Den Entwurf zur Änderung des Stromversorgungsgesetzes hat der Bundesrat am Freitag in die Vernehmlassung geschickt. Mit den neuen und erweiterten Vorgaben für systemrelevante Stromunternehmen sollen die volkswirtschaftlichen Risiken eingegrenzt werden, die von diesen Unternehmen ausgehen, wie er mitteilte.
Die Vorlage soll das bis Ende 2026 befristete Bundesgesetz über subsidiäre Finanzhilfen zur Rettung systemkritischer Unternehmen der Elektrizitätswirtschaft ablösen, den sogenannten Rettungsschirm. In einem ersten Schritt hatte der Bundesrat bereits das Bundesgesetz über die Aufsicht und Transparenz in den Energiegrosshandelsmärkten vorgelegt.
Es soll mehr Transparenz im Energiehandel schaffen, die Aufsicht verbessern sowie die Systemstabilität und Versorgungssicherheit stärken. Das Parlament wird als nächstes darüber entscheiden.
Kantone stehen in der Pflicht
Mit der nun präsentierten zweiten Vorlage will der Bundesrat die Liquiditäts- und Überschuldungsrisiken von grossen Stromversorgungsunternehmen minimieren. Betroffen von den vom Parlament initiierten Massnahmen wären derzeit acht Unternehmen - neben den drei Marktführern Axpo, Alpiq und BKW auch Primeo Energie AG, Azienda Elettrica Ticinese (AET), Groupe E, Elektrizitätswerk der Stadt Zürich (EWZ) und die Industriellen Werke Basel (IWB).
In erster Linie sollen die Unternehmen beziehungsweise deren Eigentümer - also die Kantone und Gemeinden - in der Pflicht stehen. Sie müssen gemäss Vernehmlassungsvorlage dafür sorgen, dass die Firmen jederzeit über so viel Liquidität verfügen und so stabil aufgestellt sind, dass sie ihren Zahlungsverpflichtungen auch in Stresssituationen nachkommen können und es zu keiner Überschuldung kommt.
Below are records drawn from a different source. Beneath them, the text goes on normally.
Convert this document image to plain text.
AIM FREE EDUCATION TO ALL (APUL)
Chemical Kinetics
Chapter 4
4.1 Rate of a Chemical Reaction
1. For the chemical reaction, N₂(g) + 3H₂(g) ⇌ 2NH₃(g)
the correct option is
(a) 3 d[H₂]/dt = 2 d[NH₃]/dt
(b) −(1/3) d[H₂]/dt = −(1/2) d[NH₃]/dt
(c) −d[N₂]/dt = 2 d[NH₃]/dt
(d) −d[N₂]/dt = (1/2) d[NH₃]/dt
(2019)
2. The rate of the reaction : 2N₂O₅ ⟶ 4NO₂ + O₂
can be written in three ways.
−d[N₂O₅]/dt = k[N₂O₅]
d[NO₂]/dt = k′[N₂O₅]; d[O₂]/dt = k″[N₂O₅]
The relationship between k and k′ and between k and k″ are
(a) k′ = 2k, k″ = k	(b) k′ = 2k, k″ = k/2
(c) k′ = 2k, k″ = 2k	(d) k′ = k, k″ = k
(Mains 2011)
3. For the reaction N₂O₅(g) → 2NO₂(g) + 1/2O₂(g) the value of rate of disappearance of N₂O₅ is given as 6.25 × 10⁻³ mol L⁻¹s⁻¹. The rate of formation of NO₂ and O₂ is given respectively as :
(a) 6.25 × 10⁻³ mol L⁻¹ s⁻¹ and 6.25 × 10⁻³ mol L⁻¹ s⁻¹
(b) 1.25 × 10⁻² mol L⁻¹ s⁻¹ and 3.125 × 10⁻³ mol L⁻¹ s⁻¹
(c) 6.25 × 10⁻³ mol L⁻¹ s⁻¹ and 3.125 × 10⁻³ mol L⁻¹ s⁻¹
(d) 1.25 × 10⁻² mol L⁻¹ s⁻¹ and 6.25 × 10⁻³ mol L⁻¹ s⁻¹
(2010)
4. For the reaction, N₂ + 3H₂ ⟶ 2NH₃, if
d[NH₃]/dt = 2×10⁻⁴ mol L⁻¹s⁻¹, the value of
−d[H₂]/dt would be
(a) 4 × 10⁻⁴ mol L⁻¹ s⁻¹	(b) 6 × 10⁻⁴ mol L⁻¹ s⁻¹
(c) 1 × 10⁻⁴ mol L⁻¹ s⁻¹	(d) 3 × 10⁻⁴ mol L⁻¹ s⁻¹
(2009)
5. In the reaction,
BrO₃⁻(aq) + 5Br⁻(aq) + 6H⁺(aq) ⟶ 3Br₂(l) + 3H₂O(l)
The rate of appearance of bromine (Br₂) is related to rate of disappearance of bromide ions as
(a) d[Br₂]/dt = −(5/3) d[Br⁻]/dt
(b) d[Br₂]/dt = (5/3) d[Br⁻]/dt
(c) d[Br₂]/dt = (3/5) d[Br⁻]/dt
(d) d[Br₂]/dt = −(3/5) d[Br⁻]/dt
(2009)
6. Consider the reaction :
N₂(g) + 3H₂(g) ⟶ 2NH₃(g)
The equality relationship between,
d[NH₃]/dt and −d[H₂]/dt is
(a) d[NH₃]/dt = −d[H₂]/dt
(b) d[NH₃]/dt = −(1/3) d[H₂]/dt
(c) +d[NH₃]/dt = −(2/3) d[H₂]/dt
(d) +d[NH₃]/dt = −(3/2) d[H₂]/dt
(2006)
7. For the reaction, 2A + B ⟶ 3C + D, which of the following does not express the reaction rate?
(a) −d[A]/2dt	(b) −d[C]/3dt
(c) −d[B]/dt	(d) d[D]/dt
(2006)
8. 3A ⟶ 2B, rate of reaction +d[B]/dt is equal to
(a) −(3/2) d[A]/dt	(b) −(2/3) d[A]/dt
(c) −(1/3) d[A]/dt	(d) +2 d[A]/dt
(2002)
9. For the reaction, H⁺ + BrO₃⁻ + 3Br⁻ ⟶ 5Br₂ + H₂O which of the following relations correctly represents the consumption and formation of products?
Die Eidgenössische Elektrizitätskommission (Elcom) überprüft demnach künftig die Liquiditätsmodelle und Eigenmittelangaben und kann Nachbesserungen verlangen. Wenn die Unternehmen diese Anforderungen unzureichend erfüllen, soll der Bundesrat eingreifen und Mindestanforderungen an die Liquidität und das Eigenkapital festlegen können.
Weitere Regeln geplant
Die systemrelevanten Stromunternehmen müssen gemäss der Vernehmlassungsvorlage zudem über ein angemessen ausgestattetes Risikomanagement verfügen. Zudem sollen die Mitglieder der Oberleitung, Aufsicht und Kontrolle nicht der Geschäftsführung angehören.
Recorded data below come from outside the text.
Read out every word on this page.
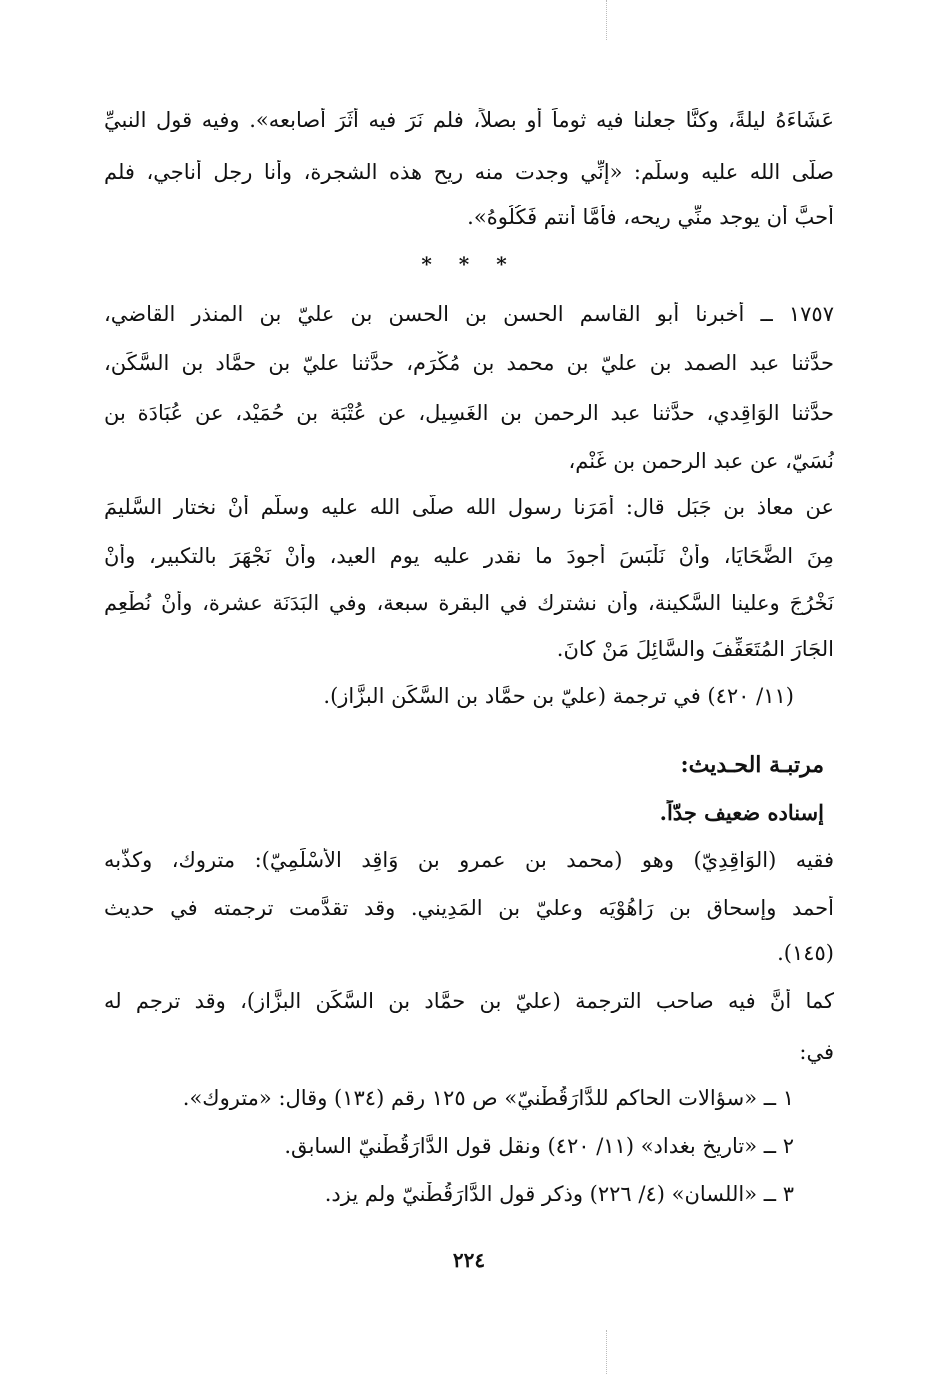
عَشَاءَهُ ليلةً، وكنَّا جعلنا فيه ثوماً أو بصلاً، فلم نَرَ فيه أثَرَ أصابعه». وفيه قول النبيِّ
صلَّى الله عليه وسلَّم: «إنِّي وجدت منه ريح هذه الشجرة، وأنا رجل أُناجي، فلم
أحبَّ أن يوجد منِّي ريحه، فأمَّا أنتم فَكُلُوهُ».
* * *
١٧٥٧ ــ أخبرنا أبو القاسم الحسن بن الحسن بن عليّ بن المنذر القاضي،
حدَّثنا عبد الصمد بن عليّ بن محمد بن مُكْرَم، حدَّثنا عليّ بن حمَّاد بن السَّكَن،
حدَّثنا الوَاقِدي، حدَّثنا عبد الرحمن بن الغَسِيل، عن عُتْبَة بن حُمَيْد، عن عُبَادَة بن
نُسَيّ، عن عبد الرحمن بن غَنْم،
عن معاذ بن جَبَل قال: أَمَرَنا رسول الله صلَّى الله عليه وسلَّم أَنْ نختار السَّليمَ
مِنَ الضَّحَايَا، وأَنْ نَلْبَسَ أجودَ ما نقدر عليه يوم العيد، وأَنْ نَجْهَرَ بالتكبير، وأَنْ
نَخْرُجَ وعلينا السَّكينة، وأَن نشترك في البقرة سبعة، وفي البَدَنَة عشرة، وأَنْ نُطْعِم
الجَارَ المُتَعَفِّفَ والسَّائِلَ مَنْ كانَ.
(١١/ ٤٢٠) في ترجمة (عليّ بن حمَّاد بن السَّكَن البزَّاز).
مرتبـة الحـديث:
إسناده ضعيف جدّاً.
فقيه (الوَاقِدِيّ) وهو (محمد بن عمرو بن وَاقِد الأَسْلَمِيّ): متروك، وكذَّبه
أحمد وإسحاق بن رَاهُوْيَه وعليّ بن المَدِيني. وقد تقدَّمت ترجمته في حديث
(١٤٥).
كما أَنَّ فيه صاحب الترجمة (عليّ بن حمَّاد بن السَّكَن البزَّاز)، وقد ترجم له
في:
١ ــ «سؤالات الحاكم للدَّارَقُطْنيّ» ص ١٢٥ رقم (١٣٤) وقال: «متروك».
٢ ــ «تاريخ بغداد» (١١/ ٤٢٠) ونقل قول الدَّارَقُطْنيّ السابق.
٣ ــ «اللسان» (٤/ ٢٢٦) وذكر قول الدَّارَقُطْنيّ ولم يزد.
٢٢٤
Die betroffenen Unternehmen können sich vom Anwendungsbereich der neuen gesetzlichen Regelung ausnehmen, wenn kantonale oder kommunale Massnahmen bestehen, die der Bundesregelung gleichwertig sind, wie der Bundesrat weiter schrieb. Die Vernehmlassung dauert bis zum 14. Juni 2024.
Weitere geplante Vorgaben auf Gesetzesstufe sollen gewährleisten, dass systemrelevante Kraftwerksanlagen auch in Konkursfällen oder bei einem Nachlassverfahren ohne Unterbruch weiterbetrieben werden können. Die Arbeiten dazu sind laut dem Bundesrat noch nicht abgeschlossen und sind daher nicht im vorliegenden Gesetzesentwurf enthalten.
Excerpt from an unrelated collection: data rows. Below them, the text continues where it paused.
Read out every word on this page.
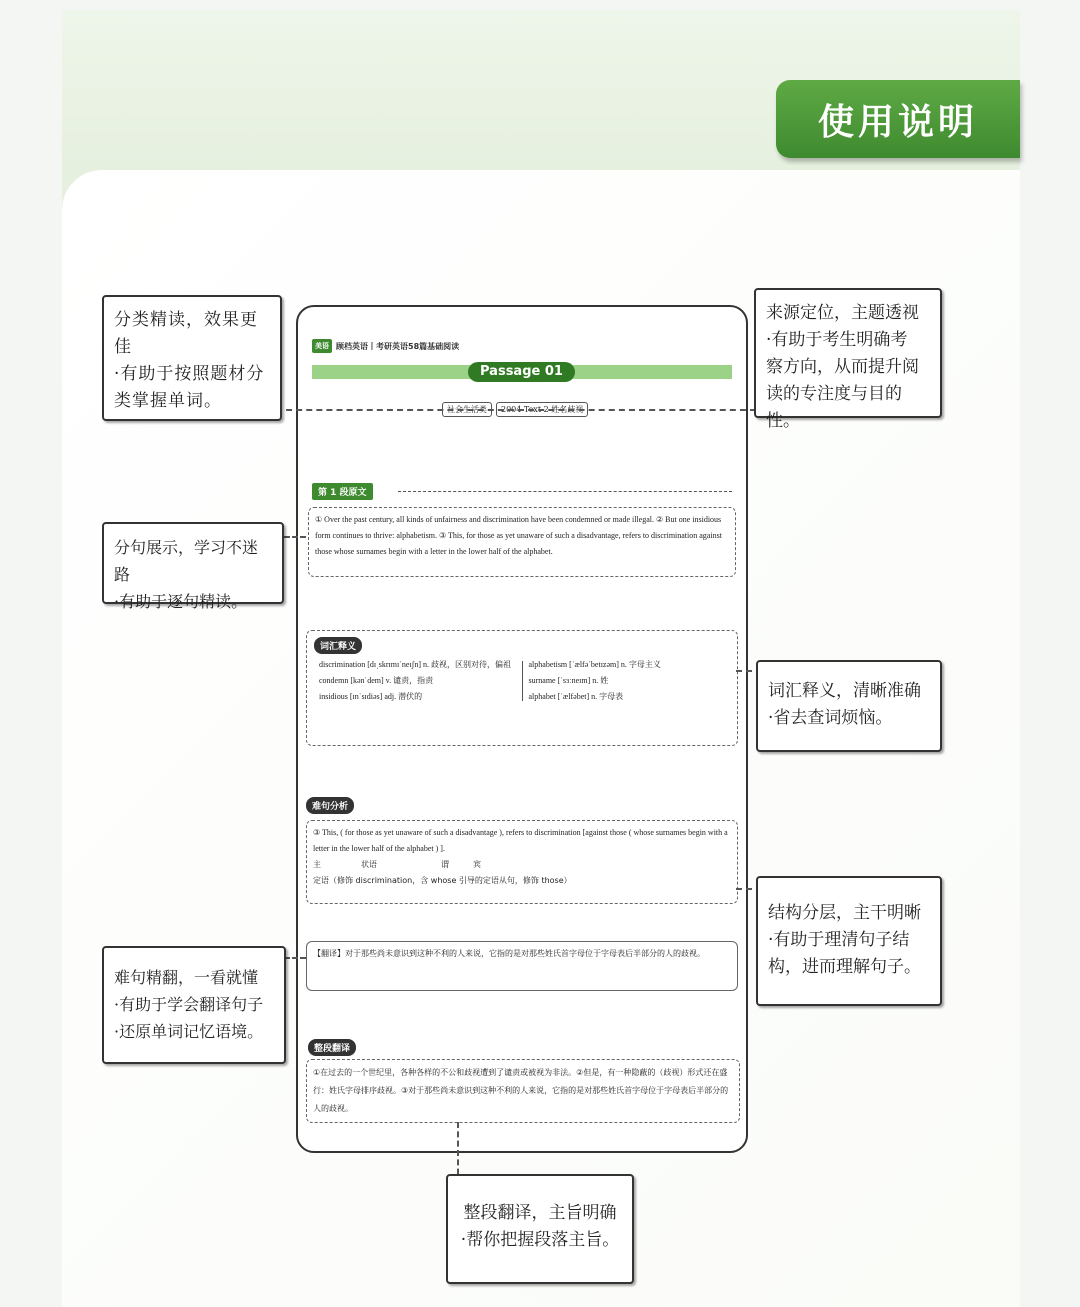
使用说明
美语 顾档英语丨考研英语58篇基础阅读
Passage 01
社会生活类	2004 Text 2 姓名歧视
第 1 段原文
① Over the past century, all kinds of unfairness and discrimination have been condemned or made illegal. ② But one insidious form continues to thrive: alphabetism. ③ This, for those as yet unaware of such a disadvantage, refers to discrimination against those whose surnames begin with a letter in the lower half of the alphabet.
词汇释义
discrimination [dɪˌskrɪmɪˈneɪʃn] n. 歧视，区别对待，偏祖
condemn [kənˈdem] v. 谴责，指责
insidious [ɪnˈsɪdiəs] adj. 潜伏的
alphabetism [ˈælfəˈbetɪzəm] n. 字母主义
surname [ˈsɜːneɪm] n. 姓
alphabet [ˈælfəbet] n. 字母表
难句分析
③ This, ( for those as yet unaware of such a disadvantage ), refers to discrimination [against those ( whose surnames begin with a letter in the lower half of the alphabet ) ].
主　　　　　状语　　　　　　　　谓　　　宾
定语（修饰 discrimination，含 whose 引导的定语从句，修饰 those）
【翻译】对于那些尚未意识到这种不利的人来说，它指的是对那些姓氏首字母位于字母表后半部分的人的歧视。
整段翻译
①在过去的一个世纪里，各种各样的不公和歧视遭到了谴责或被视为非法。②但是，有一种隐蔽的（歧视）形式还在盛行：姓氏字母排序歧视。③对于那些尚未意识到这种不利的人来说，它指的是对那些姓氏首字母位于字母表后半部分的人的歧视。
分类精读，效果更佳
·有助于按照题材分
类掌握单词。
来源定位，主题透视
·有助于考生明确考
察方向，从而提升阅
读的专注度与目的性。
分句展示，学习不迷路
·有助于逐句精读。
词汇释义，清晰准确
·省去查词烦恼。
结构分层，主干明晰
·有助于理清句子结
构，进而理解句子。
难句精翻，一看就懂
·有助于学会翻译句子
·还原单词记忆语境。
整段翻译，主旨明确
·帮你把握段落主旨。
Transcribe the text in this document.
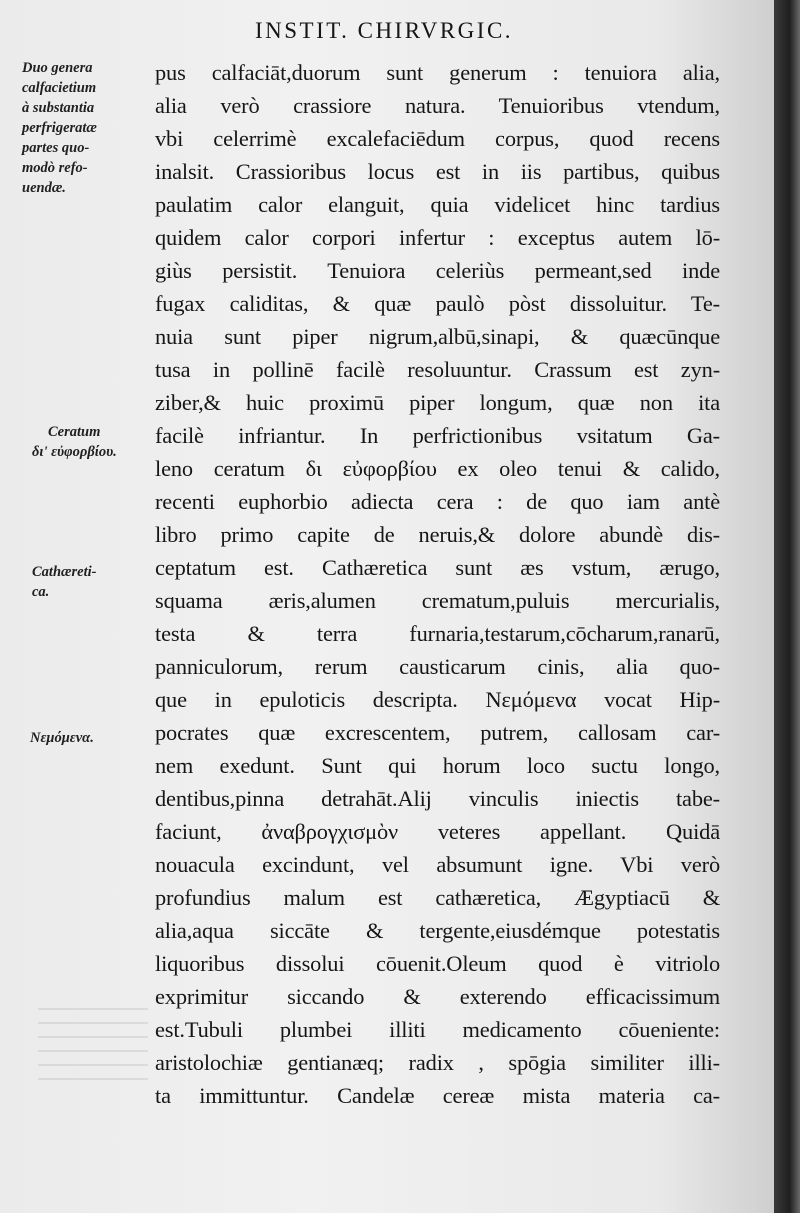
INSTIT. CHIRVRGIC.
Duo genera
calfacietium
à substantia
perfrigeratæ
partes quo-
modò refo-
uendæ.
Ceratum
δι' εὐφορβίου.
Cathæreti-
ca.
Νεμόμενα.
pus calfaciāt,duorum sunt generum : tenuiora alia,
alia verò crassiore natura. Tenuioribus vtendum,
vbi celerrimè excalefaciēdum corpus, quod recens
inalsit. Crassioribus locus est in iis partibus, quibus
paulatim calor elanguit, quia videlicet hinc tardius
quidem calor corpori infertur : exceptus autem lō-
giùs persistit. Tenuiora celeriùs permeant,sed inde
fugax caliditas, & quæ paulò pòst dissoluitur. Te-
nuia sunt piper nigrum,albū,sinapi, & quæcūnque
tusa in pollinē facilè resoluuntur. Crassum est zyn-
ziber,& huic proximū piper longum, quæ non ita
facilè infriantur. In perfrictionibus vsitatum Ga-
leno ceratum δι εὐφορβίου ex oleo tenui & calido,
recenti euphorbio adiecta cera : de quo iam antè
libro primo capite de neruis,& dolore abundè dis-
ceptatum est. Cathæretica sunt æs vstum, ærugo,
squama æris,alumen crematum,puluis mercurialis,
testa & terra furnaria,testarum,cōcharum,ranarū,
panniculorum, rerum causticarum cinis, alia quo-
que in epuloticis descripta. Νεμόμενα vocat Hip-
pocrates quæ excrescentem, putrem, callosam car-
nem exedunt. Sunt qui horum loco suctu longo,
dentibus,pinna detrahāt.Alij vinculis iniectis tabe-
faciunt, ἀναβρογχισμὸν veteres appellant. Quidā
nouacula excindunt, vel absumunt igne. Vbi verò
profundius malum est cathæretica, Ægyptiacū &
alia,aqua siccāte & tergente,eiusdémque potestatis
liquoribus dissolui cōuenit.Oleum quod è vitriolo
exprimitur siccando & exterendo efficacissimum
est.Tubuli plumbei illiti medicamento cōueniente:
aristolochiæ gentianæq; radix , spōgia similiter illi-
ta immittuntur. Candelæ cereæ mista materia ca-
Unsichere Lage in Energiemärkten
Auf den europäischen Energiemärkten war es in den vergangenen Jahren zu starken Preisaufschlägen gekommen, die sich durch Krieg in der Ukraine verschärften. Das erhöhte den Liquiditätsbedarf der Stromunternehmen.
Dass die Marktteilnehmer der Aufsichtsbehörde des Bundes künftig zahlreiche Angaben machen müssen, dürfte nicht überall gut ankommen. Schon die frühere Energieministerin Simonetta Sommaruga hatte dazu gesagt, dass sie Widerstand erwarte. «Keine Branche jubelt, wenn sie mehr Transparenz schaffen muss.» Dem Bundesrat gehe es aber um die Stärkung der Versorgungssicherheit.
Ziel der beiden Vorlagen sei es, dass der Bund in Zukunft nicht mehr finanziell einspringen müsse. Derzeit können systemkritische Schweizer Stromunternehmen Darlehen zur Überbrückung von Liquiditätsengpässen beziehen. Seit der Rettungsschirm in Kraft ist, hat aber noch kein Unternehmen davon Gebrauch gemacht.